To analyze D. citri Reovirus (DcRV) relationships with other reoviruses, a phylogenetic tree was constructed by the neighbor-joining (NJ) methodology (Fig. 3). The topology of the tree showed that DcRV is most closely related to NLRV. Viruses within the Fijivirus genera are grouped into 5 groups as mentioned before. Our phylogenetic tree also grouped 5 of the 7 sequences into their respective Fijivirus groups: FDV in group 1, MRCV and RBSDV in group 2 and the DcRV and NPLV in group 5. Ha-CPV5 and DpRV are different genus Reovirus members therefore they did not fit into a Fijivirus group. Infectious bursal disease virus, ds RNA virus in Birnaviridae family, was used as an out-group.
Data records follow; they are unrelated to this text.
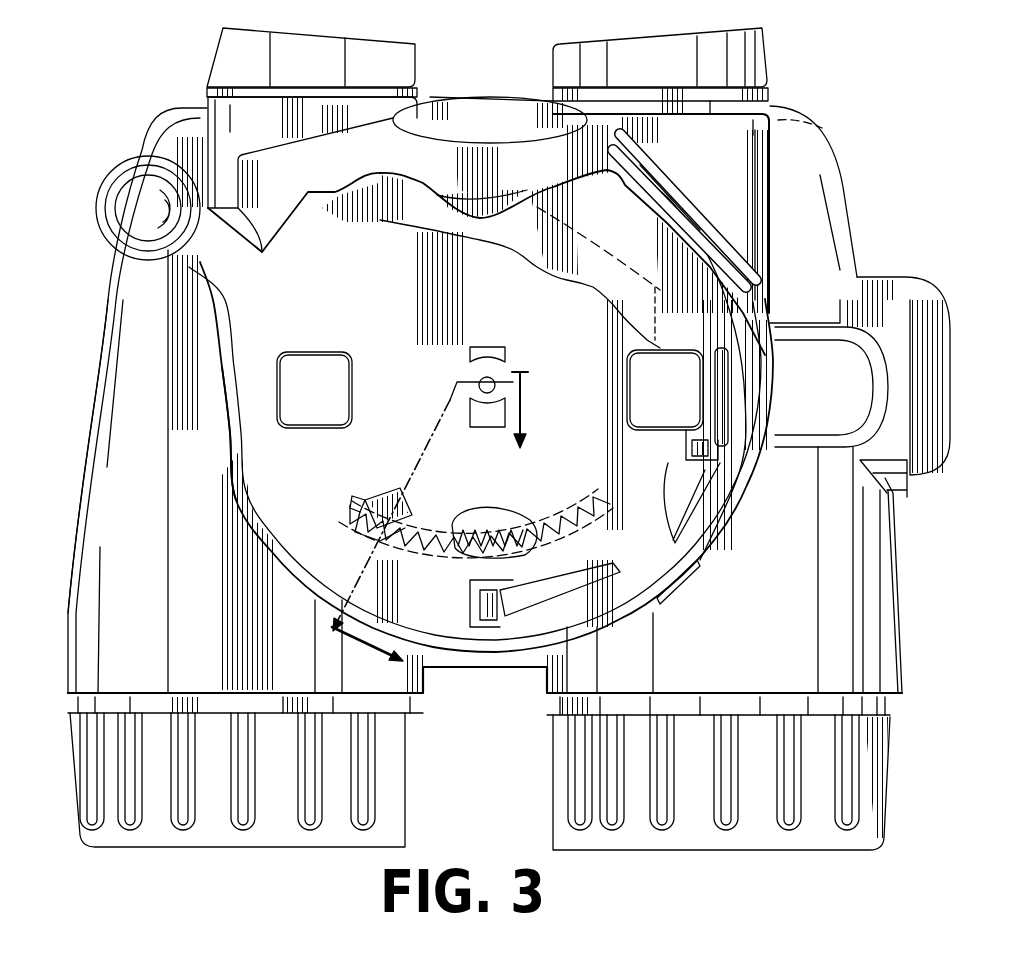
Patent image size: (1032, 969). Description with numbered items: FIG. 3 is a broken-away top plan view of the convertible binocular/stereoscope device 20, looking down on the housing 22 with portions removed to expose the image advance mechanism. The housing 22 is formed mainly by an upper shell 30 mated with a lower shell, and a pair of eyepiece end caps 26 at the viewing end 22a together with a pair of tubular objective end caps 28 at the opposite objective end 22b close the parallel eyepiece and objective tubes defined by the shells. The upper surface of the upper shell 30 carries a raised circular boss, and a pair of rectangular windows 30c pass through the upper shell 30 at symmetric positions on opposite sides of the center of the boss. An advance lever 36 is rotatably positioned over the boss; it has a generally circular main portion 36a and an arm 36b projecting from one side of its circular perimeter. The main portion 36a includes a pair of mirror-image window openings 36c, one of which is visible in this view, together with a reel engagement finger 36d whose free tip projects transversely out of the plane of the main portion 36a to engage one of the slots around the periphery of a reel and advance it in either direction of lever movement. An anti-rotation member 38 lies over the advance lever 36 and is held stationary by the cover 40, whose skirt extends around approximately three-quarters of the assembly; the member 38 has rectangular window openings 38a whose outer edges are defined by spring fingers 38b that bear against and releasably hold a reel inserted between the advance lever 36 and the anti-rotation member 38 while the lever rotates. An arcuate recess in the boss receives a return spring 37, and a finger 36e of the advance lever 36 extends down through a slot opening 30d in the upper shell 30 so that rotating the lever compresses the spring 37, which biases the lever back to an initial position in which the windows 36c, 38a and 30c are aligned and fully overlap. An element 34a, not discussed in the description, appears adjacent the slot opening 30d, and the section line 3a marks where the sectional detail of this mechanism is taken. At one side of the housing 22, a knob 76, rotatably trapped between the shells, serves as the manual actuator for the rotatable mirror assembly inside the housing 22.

The convertible binocular/stereoscope device 20 is at (970, 115).
The housing 22 is at (850, 185).
The viewing side or end 22a is at (508, 55).
The objective side or end 22b is at (506, 835).
The eyepiece end caps 26 is at (416, 68).
The tubular objective end caps 28 is at (408, 755).
The upper shell 30 is at (144, 545).
The rectangular windows 30c is at (342, 380).
The slot opening 30d is at (352, 500).
The lock member 34a is at (360, 528).
The advance lever 36 is at (349, 288).
The circular main portion 36a is at (262, 470).
The arm 36b is at (133, 190).
The window openings 36c is at (305, 351).
The reel engagement finger 36d is at (490, 612).
The finger 36e is at (388, 497).
The return spring 37 is at (495, 520).
The anti-rotation member 38 is at (619, 267).
The rectangular window opening 38a is at (636, 352).
The spring fingers 38b is at (712, 452).
The cover 40 is at (724, 167).
The knob 76 is at (948, 342).
The section line 3a is at (430, 504).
To confirm the incidence of psyllids infected by this reovirus, psyllids were collected from the Picos Research Farm, Fort Pierce, FL and assayed for the virus by RT-PCR with Dc-reo2 specific primers. Psyllids which were collected from the field (May 2008) resulted in ∼55% virus positive. Fig. 4 shows RT-PCR results to detect Dc-Reo2 from 10 individual psyllids. Six of 10 were amplified with 442bp, which were considered positive. No immediate pathogenic effects were observed in psyllids so far. Viruses may case latent infection where we are unable to see obvious deleterious effects. To understand reovirus ecology, more research with multiple dates and locations will be needed. The report of NPLV as replicating in the brown planthopper, as a non-pathogenic infection (Nakashima & Noda 1995), suggests that DcRV may also be non-pathogenic to D. citri. Pathogenicity tests of D. citri-Reovirus to psyllids will be evaluated at a later time. In this case, the spread of a virus through the psyllid population provides an excellent opportunity to use them as delivery mechanisms/tools for the RNAi strategy to reduce psyllids. Virus acquisition and transmission may be occurring due to a combination of the D. citri feeding behavior and wide host range, which overlaps with reovirus host plants. This is the first report of a reovirus in D. citri. Knowledge of host range, mode of transmission and genome organization of the D. citri Reovirus is important information which will help us understand the virus-vector interactions and illuminate possible roles this virus may have in the development of new management strategies against D. citri to reduce the impact of HLB in citrus trees.
We thank Laura Hunnicutt, Jerry Mozoruk, Maria Gonzales, Christine Lynch, Matthew Hentz, and Kathryn Moulton, Biological science technicians for providing technical assistance and for helpful comments. We thank Dr. Shinji Kawano for helpful discussions about reovirus. We thank Dr. Aaron P. Hert for helpful discussions and review of the manuscript. This research was supported in part by the Florida Citrus Production Research Advisory Council, 2007.